Baby’s van zes maanden oud zijn in staat om goed van kwaad te onderscheiden. Dat blijkt uit onderzoek. De baby’s moesten in een experiment kiezen tussen karakters die ze kort daarvoor iets goeds of fouts hadden zien doen. Ze kozen massaal voor het goede karakter.
Kinderen van één jaar oud gingen vaak nog een stap verder. Zij moesten in een experiment spullen van een stout hondje afnemen. In sommige gevallen leunden de baby’s dan voorover en gaven de hond nog een corrigerende tik mee.
De resultaten van dit onderzoek gaan in tegen de beweringen van psychologen als Sigmund Freud. Freud meende dat baby’s geboren werden als ‘amorele dieren’ die door omstandigheden het gevoel van goed en fout meekregen. “Het bewijs dat aantoont dat mensen vanaf het begin van hun leven een gevoel voor moraal hebben, stapelt zich op,” vertelt onderzoeker Paul Bloom.

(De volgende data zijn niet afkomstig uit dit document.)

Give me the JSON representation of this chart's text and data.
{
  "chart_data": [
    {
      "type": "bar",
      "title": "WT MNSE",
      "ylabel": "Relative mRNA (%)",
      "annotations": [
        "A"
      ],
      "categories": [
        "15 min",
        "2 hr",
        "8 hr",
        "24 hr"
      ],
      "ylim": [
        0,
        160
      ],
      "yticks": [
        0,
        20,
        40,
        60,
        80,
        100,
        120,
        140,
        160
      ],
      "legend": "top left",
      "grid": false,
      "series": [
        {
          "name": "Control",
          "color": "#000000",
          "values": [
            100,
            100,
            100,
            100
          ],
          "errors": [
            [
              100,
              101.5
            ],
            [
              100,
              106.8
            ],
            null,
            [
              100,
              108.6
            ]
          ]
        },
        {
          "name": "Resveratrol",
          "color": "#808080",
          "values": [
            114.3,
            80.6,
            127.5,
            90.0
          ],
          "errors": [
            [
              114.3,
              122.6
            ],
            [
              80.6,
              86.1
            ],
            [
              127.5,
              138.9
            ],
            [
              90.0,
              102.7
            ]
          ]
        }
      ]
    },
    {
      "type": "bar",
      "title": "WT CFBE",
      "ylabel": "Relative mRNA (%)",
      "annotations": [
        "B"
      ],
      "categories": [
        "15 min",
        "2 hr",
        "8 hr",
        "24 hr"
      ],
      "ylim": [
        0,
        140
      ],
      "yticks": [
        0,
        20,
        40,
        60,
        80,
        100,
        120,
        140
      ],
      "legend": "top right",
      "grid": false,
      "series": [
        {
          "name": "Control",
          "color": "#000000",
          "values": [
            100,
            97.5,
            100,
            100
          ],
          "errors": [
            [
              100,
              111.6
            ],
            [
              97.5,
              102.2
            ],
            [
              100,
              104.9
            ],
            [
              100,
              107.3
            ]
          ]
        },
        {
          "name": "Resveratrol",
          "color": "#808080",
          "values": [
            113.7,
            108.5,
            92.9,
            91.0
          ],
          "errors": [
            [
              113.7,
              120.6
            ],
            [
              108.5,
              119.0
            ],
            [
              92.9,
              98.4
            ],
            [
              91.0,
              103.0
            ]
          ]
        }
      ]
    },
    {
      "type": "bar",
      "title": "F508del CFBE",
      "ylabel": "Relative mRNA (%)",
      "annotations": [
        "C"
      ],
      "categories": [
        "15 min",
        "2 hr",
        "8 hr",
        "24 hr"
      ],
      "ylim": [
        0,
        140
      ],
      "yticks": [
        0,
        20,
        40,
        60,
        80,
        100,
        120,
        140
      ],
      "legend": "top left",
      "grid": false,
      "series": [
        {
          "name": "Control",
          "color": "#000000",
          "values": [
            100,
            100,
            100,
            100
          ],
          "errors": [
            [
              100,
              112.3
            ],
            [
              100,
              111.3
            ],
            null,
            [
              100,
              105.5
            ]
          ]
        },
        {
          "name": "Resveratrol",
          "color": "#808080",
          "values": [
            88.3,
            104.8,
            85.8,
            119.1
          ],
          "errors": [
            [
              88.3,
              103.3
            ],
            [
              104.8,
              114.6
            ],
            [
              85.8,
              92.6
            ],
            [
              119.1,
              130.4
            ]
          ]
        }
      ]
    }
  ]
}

“Met behulp van goed doordachte experimenten kun je in het eerste jaar van het leven al glimpjes van morele gedachten, morele oordelen en morele gevoelens zien. Het gevoel van goed en kwaad lijkt in ons te zitten.” Het lijkt overduidelijk, maar de onderzoekers merken terecht op dat het altijd lastig blijft om conclusies te trekken over het leventje van een klein kind. “Je kunt niet in het hoofd van een baby kruipen. Je kunt hen niets vragen. Je moet afgaan op hetgeen hun aandacht trekt. We weten nu dat baby’s in de eerste zes maanden veel sneller leren dan we mogelijk achtten. Maar waar ze met geboren worden en wat ze leren is moeilijk van elkaar te onderscheiden.”